Key Takeaways:
- Fifth Offer Rejected: TI Fluid Systems has rejected five all-cash offers from ABC Technologies, the latest at 200 pence per share.
- Premiums Offered: The latest offer represents a 51.9% premium to the 90-day average share price and a 53.4% premium to the share price before the first proposal.
- Extension Granted: ABC Technologies now has until November 8, 2024, to make a formal offer or withdraw its bid.
On 14 September 2024, the Board of TI Fluid Systems (LSE:TIFS) announced that it had received and rejected a preliminary, non-binding all-cash proposal from ABC Technologies Inc. (TSX:ABCT), a company majority-owned by investment funds managed by Apollo Management IX, L.P. The proposal sought to acquire TI Fluid Systems at a price of 176 pence per share. This followed an earlier proposal by ABC Technologies at 165 pence per share, which had also been rejected.

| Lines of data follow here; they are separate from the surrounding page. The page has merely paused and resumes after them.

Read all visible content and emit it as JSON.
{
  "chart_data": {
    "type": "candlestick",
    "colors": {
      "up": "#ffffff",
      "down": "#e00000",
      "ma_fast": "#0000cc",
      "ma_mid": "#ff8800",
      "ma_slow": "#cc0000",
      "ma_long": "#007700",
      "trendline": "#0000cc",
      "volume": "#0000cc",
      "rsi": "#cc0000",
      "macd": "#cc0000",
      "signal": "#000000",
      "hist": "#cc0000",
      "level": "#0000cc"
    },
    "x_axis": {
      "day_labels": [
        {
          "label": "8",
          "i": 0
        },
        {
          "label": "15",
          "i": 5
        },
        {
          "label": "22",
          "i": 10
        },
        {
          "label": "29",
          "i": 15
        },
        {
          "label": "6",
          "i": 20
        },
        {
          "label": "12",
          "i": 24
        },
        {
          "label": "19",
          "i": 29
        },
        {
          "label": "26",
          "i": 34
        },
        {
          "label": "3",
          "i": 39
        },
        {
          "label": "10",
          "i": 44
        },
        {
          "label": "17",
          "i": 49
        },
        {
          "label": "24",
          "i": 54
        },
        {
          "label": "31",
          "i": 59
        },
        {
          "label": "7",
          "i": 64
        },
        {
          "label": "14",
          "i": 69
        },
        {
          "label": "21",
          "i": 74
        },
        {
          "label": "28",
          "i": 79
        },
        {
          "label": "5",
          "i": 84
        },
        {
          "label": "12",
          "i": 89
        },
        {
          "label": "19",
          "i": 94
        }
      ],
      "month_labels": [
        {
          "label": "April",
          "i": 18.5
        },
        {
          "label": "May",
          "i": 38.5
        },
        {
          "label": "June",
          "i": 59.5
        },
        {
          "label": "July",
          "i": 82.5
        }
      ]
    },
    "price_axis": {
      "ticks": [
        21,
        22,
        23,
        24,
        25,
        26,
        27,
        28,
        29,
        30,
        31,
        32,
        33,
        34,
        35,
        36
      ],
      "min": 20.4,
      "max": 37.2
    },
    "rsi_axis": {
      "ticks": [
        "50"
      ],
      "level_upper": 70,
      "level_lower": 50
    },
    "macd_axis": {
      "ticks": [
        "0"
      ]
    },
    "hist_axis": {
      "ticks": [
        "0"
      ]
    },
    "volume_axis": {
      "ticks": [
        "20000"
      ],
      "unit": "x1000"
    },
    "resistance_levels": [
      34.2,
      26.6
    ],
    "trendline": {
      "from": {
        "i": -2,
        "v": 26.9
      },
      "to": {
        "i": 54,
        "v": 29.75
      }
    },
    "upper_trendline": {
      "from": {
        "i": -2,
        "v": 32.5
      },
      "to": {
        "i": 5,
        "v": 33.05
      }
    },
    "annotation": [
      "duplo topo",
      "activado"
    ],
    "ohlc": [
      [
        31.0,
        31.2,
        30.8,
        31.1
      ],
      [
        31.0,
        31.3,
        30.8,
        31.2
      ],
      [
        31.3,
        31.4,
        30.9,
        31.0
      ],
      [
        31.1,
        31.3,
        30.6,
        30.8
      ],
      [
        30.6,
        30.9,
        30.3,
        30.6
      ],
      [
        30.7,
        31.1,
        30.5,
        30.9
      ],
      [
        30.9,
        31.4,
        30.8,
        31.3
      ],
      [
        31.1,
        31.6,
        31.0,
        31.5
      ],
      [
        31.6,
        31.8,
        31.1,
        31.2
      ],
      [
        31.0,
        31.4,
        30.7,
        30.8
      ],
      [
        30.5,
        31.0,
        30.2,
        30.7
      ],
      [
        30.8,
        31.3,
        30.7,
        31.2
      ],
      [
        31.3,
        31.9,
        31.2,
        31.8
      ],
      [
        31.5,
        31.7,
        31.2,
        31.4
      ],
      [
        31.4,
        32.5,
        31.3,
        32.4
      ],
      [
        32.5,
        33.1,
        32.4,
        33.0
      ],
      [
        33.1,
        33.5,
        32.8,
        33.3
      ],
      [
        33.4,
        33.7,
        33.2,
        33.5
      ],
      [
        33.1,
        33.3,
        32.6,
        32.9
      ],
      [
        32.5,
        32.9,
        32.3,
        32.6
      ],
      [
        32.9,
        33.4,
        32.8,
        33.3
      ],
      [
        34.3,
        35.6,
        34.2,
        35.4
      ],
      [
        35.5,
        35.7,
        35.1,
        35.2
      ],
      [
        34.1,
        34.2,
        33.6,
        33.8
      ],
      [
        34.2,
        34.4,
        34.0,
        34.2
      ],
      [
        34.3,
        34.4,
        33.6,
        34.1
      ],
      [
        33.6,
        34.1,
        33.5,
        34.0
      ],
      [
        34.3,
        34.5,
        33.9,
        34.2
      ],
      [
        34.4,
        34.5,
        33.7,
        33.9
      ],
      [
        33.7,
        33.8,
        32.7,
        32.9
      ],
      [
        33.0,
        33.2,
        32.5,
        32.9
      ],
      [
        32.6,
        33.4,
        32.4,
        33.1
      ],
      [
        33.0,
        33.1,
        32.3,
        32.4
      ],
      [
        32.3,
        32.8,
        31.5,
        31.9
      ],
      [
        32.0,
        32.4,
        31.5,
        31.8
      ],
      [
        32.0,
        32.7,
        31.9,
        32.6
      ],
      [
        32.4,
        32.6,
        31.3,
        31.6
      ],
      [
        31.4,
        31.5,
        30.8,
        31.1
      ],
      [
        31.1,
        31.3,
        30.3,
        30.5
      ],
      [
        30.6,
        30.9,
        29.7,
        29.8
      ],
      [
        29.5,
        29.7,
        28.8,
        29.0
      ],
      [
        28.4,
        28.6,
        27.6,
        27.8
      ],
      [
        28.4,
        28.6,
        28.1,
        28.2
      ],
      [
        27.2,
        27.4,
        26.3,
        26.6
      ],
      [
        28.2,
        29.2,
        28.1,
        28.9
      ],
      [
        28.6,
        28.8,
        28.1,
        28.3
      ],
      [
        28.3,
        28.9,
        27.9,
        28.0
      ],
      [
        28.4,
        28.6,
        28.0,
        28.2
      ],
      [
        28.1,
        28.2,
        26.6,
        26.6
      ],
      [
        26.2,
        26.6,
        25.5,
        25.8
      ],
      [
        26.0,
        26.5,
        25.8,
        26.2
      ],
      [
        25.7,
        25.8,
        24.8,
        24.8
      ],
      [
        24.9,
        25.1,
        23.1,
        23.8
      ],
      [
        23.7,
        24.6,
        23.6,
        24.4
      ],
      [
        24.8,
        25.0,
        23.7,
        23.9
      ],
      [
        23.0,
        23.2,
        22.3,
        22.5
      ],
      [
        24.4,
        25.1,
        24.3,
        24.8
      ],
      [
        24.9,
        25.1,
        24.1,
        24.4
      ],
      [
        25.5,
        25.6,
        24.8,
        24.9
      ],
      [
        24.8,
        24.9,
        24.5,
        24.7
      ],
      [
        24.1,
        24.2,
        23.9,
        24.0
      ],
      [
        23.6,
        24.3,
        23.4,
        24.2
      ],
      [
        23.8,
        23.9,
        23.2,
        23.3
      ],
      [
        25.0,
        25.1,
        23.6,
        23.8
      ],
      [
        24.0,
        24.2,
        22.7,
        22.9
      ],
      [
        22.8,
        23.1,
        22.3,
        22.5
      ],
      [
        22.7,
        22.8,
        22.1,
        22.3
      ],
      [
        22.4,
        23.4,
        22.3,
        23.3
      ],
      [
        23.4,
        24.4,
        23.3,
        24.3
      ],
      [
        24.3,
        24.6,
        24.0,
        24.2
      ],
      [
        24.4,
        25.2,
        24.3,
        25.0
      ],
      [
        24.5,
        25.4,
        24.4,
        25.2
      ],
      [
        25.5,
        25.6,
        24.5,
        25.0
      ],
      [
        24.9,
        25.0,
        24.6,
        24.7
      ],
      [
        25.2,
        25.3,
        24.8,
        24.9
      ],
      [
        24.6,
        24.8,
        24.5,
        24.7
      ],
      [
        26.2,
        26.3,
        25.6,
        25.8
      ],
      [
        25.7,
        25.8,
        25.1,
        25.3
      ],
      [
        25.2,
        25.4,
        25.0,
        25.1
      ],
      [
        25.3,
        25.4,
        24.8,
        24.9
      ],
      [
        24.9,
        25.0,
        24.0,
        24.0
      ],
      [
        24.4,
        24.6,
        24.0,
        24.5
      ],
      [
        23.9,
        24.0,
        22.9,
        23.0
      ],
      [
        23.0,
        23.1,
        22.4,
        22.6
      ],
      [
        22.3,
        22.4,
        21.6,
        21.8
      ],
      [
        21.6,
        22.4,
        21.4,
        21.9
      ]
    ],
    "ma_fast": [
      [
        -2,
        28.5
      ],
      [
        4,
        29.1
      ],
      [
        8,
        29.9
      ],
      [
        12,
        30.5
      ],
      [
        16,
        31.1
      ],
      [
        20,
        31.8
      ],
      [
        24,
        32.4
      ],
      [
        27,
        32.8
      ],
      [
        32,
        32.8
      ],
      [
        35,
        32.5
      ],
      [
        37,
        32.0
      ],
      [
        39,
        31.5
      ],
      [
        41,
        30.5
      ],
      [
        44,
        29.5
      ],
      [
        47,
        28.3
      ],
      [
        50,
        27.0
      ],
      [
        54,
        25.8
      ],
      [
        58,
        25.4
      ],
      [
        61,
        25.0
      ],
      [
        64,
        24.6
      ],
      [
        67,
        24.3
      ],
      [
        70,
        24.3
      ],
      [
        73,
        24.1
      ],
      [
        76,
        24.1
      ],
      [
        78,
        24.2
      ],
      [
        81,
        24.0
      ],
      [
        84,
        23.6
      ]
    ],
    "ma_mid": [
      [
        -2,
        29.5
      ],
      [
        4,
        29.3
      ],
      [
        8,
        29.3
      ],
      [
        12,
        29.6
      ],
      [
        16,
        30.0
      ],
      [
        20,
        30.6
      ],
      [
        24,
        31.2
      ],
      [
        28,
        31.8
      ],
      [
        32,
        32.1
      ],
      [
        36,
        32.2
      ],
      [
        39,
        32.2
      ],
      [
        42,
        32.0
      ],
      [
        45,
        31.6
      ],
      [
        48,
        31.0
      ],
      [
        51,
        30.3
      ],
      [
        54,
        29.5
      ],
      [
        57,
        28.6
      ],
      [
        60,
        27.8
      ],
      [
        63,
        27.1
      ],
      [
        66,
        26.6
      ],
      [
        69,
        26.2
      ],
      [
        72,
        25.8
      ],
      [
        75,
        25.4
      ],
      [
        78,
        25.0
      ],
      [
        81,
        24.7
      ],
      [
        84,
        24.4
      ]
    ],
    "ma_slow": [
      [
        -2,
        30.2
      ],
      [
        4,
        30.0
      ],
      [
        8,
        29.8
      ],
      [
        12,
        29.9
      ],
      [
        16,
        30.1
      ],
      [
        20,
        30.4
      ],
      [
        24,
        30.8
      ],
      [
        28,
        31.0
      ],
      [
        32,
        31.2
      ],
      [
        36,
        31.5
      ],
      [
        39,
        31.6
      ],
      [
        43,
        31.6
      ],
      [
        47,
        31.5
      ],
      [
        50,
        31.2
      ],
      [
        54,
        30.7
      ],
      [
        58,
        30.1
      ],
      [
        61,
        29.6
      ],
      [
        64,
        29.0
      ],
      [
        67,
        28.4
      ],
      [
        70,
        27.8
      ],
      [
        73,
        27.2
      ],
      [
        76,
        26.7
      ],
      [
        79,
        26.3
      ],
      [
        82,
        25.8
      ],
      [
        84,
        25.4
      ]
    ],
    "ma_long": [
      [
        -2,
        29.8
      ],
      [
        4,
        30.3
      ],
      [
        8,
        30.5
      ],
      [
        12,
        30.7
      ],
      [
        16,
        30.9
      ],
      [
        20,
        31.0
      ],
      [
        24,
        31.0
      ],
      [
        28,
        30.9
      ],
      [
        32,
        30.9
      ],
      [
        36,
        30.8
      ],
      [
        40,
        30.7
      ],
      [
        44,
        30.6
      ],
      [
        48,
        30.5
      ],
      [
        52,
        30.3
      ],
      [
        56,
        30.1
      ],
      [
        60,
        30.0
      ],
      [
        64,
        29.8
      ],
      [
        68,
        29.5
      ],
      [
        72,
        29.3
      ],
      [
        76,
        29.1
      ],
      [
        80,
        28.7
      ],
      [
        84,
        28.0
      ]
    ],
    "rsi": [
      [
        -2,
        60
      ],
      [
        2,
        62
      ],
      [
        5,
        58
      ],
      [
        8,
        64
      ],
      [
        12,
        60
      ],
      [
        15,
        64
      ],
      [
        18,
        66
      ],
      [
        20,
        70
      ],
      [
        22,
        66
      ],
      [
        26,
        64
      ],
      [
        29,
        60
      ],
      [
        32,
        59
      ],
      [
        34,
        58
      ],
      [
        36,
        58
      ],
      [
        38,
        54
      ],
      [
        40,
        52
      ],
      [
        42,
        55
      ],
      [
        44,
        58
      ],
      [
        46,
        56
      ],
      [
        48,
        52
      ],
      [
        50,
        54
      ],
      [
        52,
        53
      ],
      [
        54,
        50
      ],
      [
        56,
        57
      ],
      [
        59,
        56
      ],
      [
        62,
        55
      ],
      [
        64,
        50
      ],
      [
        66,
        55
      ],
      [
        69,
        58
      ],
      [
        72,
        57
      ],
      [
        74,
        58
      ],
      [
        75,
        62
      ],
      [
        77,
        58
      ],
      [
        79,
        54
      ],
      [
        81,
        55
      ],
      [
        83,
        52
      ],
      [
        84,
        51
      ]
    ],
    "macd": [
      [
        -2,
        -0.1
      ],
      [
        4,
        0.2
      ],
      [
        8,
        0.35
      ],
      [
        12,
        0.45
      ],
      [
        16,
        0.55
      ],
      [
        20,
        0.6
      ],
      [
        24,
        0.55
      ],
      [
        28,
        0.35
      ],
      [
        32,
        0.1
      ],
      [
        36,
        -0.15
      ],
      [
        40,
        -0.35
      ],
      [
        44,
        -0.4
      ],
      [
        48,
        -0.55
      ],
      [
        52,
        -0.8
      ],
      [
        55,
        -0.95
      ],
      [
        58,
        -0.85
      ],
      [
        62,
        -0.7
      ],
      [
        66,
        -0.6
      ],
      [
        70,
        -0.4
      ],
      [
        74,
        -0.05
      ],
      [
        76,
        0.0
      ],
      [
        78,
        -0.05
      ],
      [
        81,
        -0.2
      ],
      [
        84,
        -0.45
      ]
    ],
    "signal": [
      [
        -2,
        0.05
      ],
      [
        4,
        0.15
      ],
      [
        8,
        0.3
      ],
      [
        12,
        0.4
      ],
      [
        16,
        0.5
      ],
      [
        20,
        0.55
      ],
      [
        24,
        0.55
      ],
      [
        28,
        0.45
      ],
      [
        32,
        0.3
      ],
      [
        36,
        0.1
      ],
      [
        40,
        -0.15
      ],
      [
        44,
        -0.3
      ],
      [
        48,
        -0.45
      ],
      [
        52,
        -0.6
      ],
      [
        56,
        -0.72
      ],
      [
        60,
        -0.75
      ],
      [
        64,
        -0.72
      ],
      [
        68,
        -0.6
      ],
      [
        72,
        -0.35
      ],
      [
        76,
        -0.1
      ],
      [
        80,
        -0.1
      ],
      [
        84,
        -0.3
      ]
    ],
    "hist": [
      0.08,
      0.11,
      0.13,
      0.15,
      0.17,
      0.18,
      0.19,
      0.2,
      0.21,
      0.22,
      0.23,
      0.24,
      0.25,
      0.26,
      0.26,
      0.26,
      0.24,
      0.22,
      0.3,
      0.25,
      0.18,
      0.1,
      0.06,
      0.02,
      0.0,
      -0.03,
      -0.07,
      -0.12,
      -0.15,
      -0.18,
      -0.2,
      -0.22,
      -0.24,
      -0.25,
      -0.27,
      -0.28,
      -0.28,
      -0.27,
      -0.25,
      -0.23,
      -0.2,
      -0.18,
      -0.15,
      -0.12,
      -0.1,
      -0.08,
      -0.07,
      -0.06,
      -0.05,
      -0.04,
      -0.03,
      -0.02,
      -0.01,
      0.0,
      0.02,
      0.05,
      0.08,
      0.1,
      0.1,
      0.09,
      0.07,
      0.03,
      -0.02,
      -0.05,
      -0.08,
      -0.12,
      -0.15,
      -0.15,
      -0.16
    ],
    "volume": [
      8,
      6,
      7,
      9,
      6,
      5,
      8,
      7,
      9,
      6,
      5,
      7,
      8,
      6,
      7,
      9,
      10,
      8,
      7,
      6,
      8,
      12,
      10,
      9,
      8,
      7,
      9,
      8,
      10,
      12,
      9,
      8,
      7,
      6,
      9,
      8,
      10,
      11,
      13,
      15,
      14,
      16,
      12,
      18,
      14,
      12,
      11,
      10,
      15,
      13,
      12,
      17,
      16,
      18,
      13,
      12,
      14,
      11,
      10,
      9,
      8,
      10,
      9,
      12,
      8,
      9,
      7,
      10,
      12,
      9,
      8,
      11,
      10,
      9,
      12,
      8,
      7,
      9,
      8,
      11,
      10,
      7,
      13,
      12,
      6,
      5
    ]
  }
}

ABC Technologies, undeterred by the initial rejection, submitted subsequent offers. These included an offer at 188 pence per share and a later proposal at 195 pence per share. Both of these offers were also rejected by the Board of TI Fluid Systems. However, after limited access to the company’s management, ABC Technologies submitted its fifth and most recent all-cash proposal on 10 October 2024. This proposal offered 200 pence per share and included several conditions, such as the successful completion of due diligence and the finalization of transaction documentation.
The latest proposal from ABC Technologies represents a significant premium over TI Fluid Systems' recent share prices. It offers a 51.9% premium to the 90-day volume-weighted average price of 131.7 pence, a 53.4% premium over the 130.4 pence closing price on 21 August 2024, and a 37.2% premium over the closing price of 145.8 pence on 13 September 2024, the last business day before the official offer period began.
Despite these substantial premiums, TI Fluid Systems remains confident in its current strategic direction. However, after careful consideration and consultation with its financial and legal advisors, the Board of TI Fluid Systems has indicated that if ABC Technologies makes a firm offer under the same financial terms as the most recent proposal, it would be inclined to recommend the offer to its shareholders.
To allow ABC Technologies to complete its due diligence, finalize financing, and negotiate the necessary transaction documentation, the Board of TI Fluid Systems, along with the UK Panel on Takeovers and Mergers, has granted an extension to the "Put Up or Shut Up" deadline. This rule, part of the UK Takeover Code, requires ABC Technologies to formally announce whether it intends to make a firm offer or to withdraw its interest.
ABC Technologies now has until 5:00 p.m. (London time) on November 8, 2024, to either announce its firm intention to make an offer or declare that it does not intend to pursue the acquisition. If no firm offer is made by that time, ABC Technologies will be bound by Rule 2.8 of the Code, meaning it would not be able to make another offer for TI Fluid Systems for a certain period unless specific conditions are met. The deadline can be extended further if the Board of TI Fluid Systems, with the consent of the Takeover Panel, agrees to do so.
At this point, there is no certainty that a firm offer will be made by ABC Technologies. TI Fluid Systems has assured the market that further announcements will be made as necessary.
ABC Technologies has reserved several rights under Rule 2.5(a) of the Code. These include the right to vary the form of the offer’s consideration, to lower the offer under certain conditions, and to adjust the offer if TI Fluid Systems announces or pays any dividends before the deal is completed.